Un manifestant face aux forces de l'ordre lors d'un rassemblement mardi en soutien aux salariés de Goodyear. - -

Le secteur industriel, touché de plein fouet par la crise, fait face à une radicalisation des actions syndicales. Décryptage.

PSA, Goodyear, ArcelorMittal… Les plans sociaux se multiplient dans le secteur industriel, extrêmement touché par la crise. Et les réponses des salariés sont à la mesure de leur désarroi. Dernier fait marquant, les ouvriers d'une fonderie dans l'Allier, sur le point de fermer faute de repreneur, menacent "de tout faire sauter" avant d'être licenciés.

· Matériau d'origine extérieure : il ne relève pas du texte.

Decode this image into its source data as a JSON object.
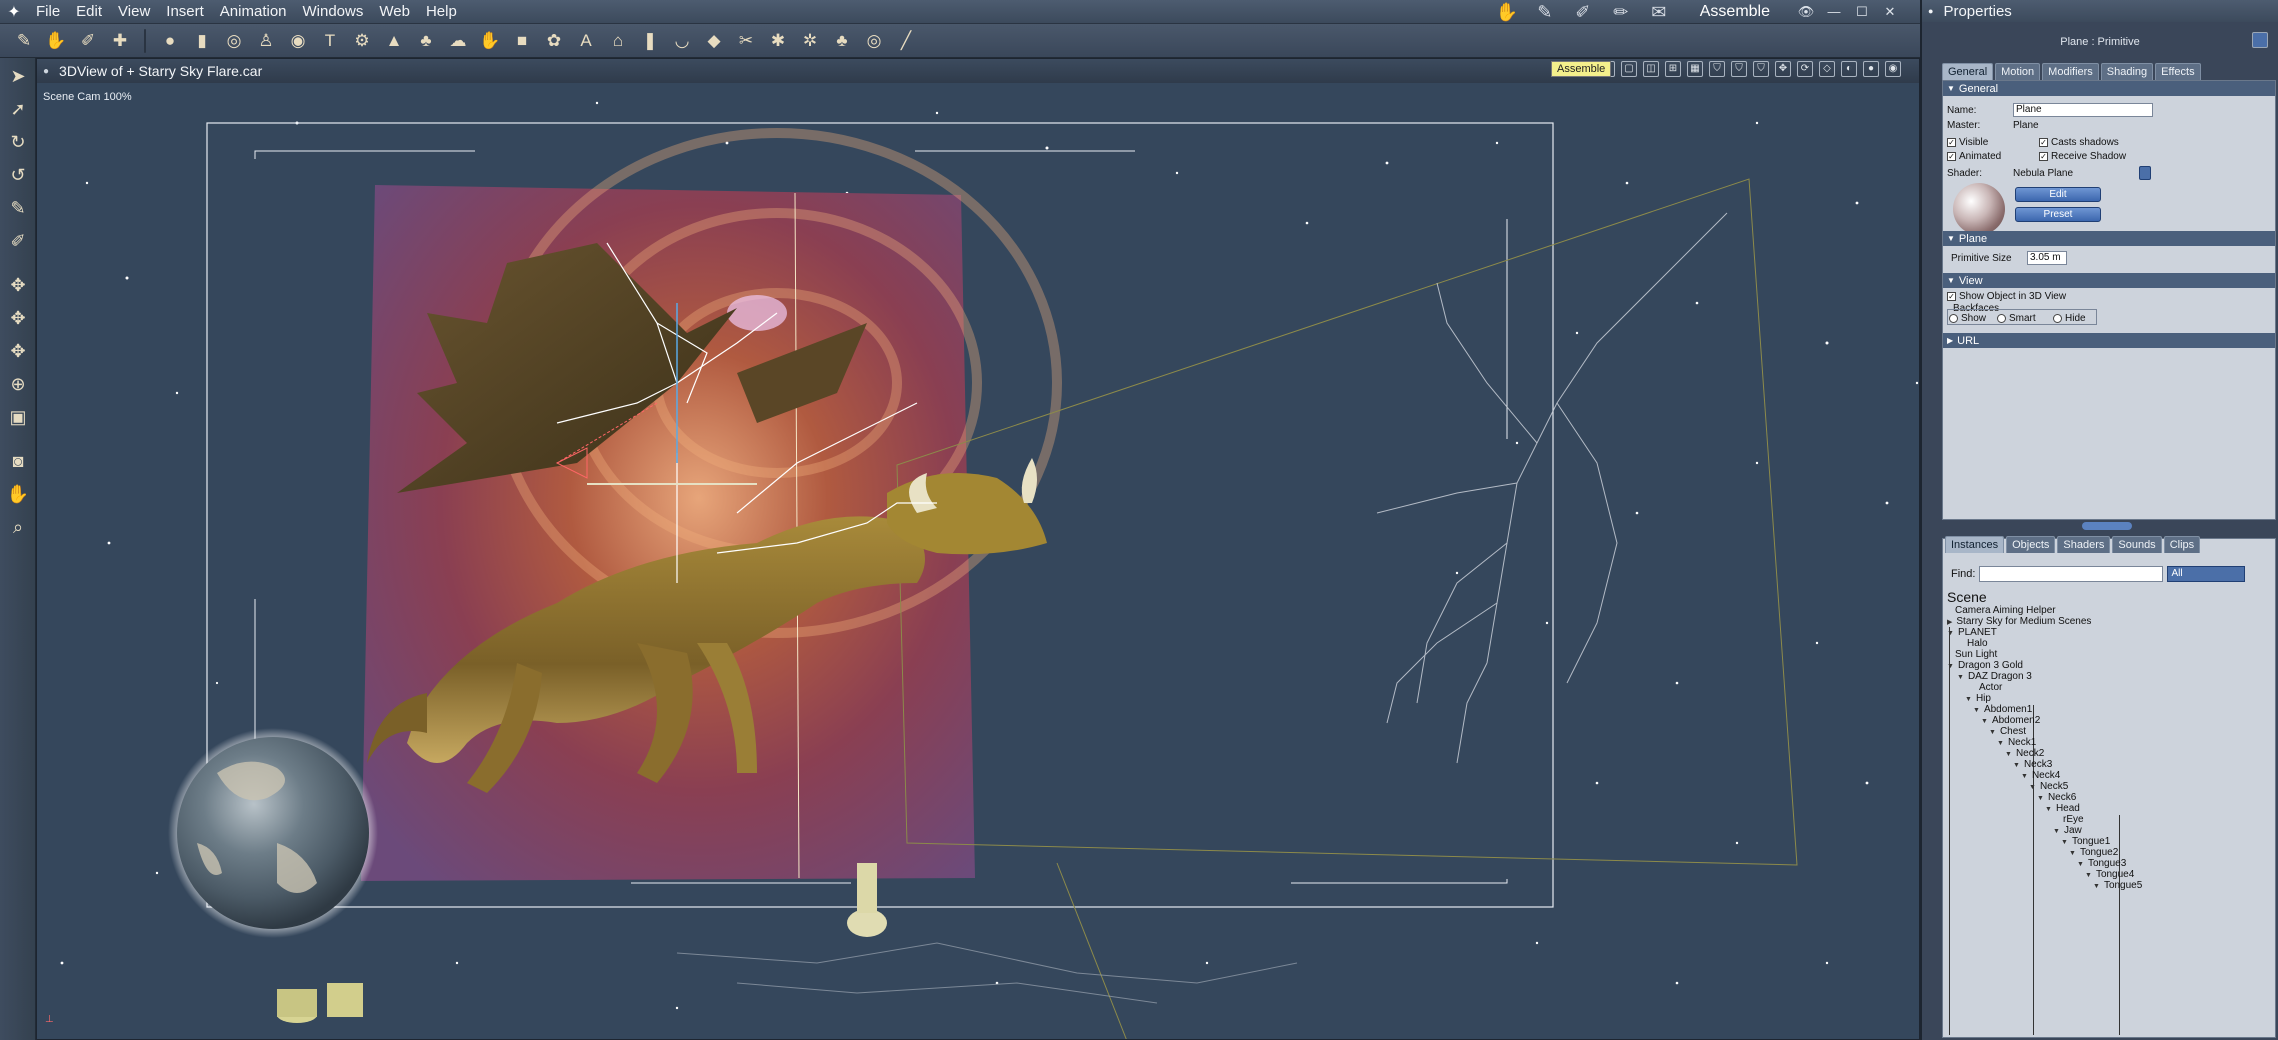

Une radicalisation que craint le gouvernement, comme l'a confié la semaine dernière Manuel Valls sur BFMTV. "La colère sociale, avec les conséquences de la crise économique et financière, la précarité, le chômage, les plans de licenciements, elle est là, elle gronde depuis des années. Aujourd'hui on assiste moins à des mouvements sociaux, qu'à des implosions ou explosions sociales."

Décryptage de ce phénomène avec Françoise Piotet, professeur de sociologie à l'Université Paris I et auteur d'un livre sur la CGT (*).

Assiste-t-on à un durcissement des mouvements sociaux ?

Ce n'est pas nouveau, il y a déjà eu il n'y a pas si longtemps des actions extrêmes. Je me souviens d'ouvriers il y a quelques années qui avaient menacé de déverser des produits toxiques dans les rivières. En revanche, il est certain qu'actuellement, le secteur industriel est très frappé par la crise.

Les syndicats sont-ils parfois dépassés par leurs bases ?

A la CGT, oui. Dans le secteur industriel, les syndicats majoritaires sont la CGT et la CFDT. Lorsque les combats sociaux sont menés par la CGT, ils peuvent assez rapidement se radicaliser et devenir de fait difficiles à gérer. Historiquement, les sections CGT ont toujours été en opposition avec la ligne confédérale. A la CGT, les mots d'ordre ne viennent pas du sommet. Les bases sont très autonomes et décident de leurs actions en fonction de ce qu'il se passe sur le terrain. Ce n'est pas le cas chez la CFDT, qui est plus structurée et organisée.

Manuel Valls a évoqué le risque la semaine dernière d'"explosion sociale". Pourquoi ce phénomène ?

Ces explosions sociales sont la traduction d'un désarroi total lorsque les salariés apprennent qu'ils sont victimes d'un plan social. Il y a une très grande difficulté à anticiper en France, c'est un des problèmes majeurs dans les relations professionnelles. On informe à la dernière minute les représentants du personnel qu'il va y avoir un plan social, et on met les salariés devant le fait accompli, quand le couperet tombe. En Allemagne par exemple, les salariés sont associés à toutes les décisions de gestion et d'orientation de leur entreprise. La mesure d'introduire des salariés dans les conseils d'administration en France va dans ce sens.